Fibonacci numbers, sum of squares and divisibility
Solution 1:
Yes. This uses Vieta Jumping. Note first that your $\gcd(a,b) = 1,$ so that $ab| a^2 + b^2 + 1.$ Then $a^2 + b^2 + 1 = 3ab.$ Furthermore, the only Ground Solution, in the sense of Hurwitz 1907, is $(1,1).$ Every solution derives as a finite number of jumps from $1,1.$ That all solutions are Fibonacci numbers, two indices apart, may be proved by induction.

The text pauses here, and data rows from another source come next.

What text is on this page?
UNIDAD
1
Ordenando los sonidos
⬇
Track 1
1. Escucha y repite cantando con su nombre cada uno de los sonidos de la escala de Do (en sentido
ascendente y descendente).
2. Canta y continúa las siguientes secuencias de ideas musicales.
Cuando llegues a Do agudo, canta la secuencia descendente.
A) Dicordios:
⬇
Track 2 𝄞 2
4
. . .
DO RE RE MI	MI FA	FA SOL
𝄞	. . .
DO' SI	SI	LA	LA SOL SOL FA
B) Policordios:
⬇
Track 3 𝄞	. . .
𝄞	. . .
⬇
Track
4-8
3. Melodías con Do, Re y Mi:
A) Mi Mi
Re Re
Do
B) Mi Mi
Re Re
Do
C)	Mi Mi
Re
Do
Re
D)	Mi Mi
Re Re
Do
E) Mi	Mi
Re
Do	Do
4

My way of dealing with this is closer to Hurwitz, and consists in looking at the hyperbola branch $x^2 - kxy + y^2 = -1 \; \; \; $ ($x,y>0$) and the location of any GrundLosung, which lie between lines $ y = \frac{k}{2} x$ and $ y = \frac{2}{k} x,$ showing by inequalities that there are no such points when $k \geq 4.$ Indeed, the entire arc on which fundamental solutions lies within $0 \leq x \leq 2, 0 \leq y \leq 2. \; $ The endpoints are $(x_1, y_1)$ and $(y_1, x_1)$ with $x_1 = \frac{2}{\sqrt{k^2-4}}$ and $$ y_1 = \frac{k}{\sqrt{k^2 - 4}} = \sqrt{1 + \frac{4}{k-2}} - \frac{2}{\sqrt{k^2-4}}$$ which is between $1$ and $2 \; . \; \;$ Furthermore, the arc does not pass through $(1,1)$ when $k \geq 4.$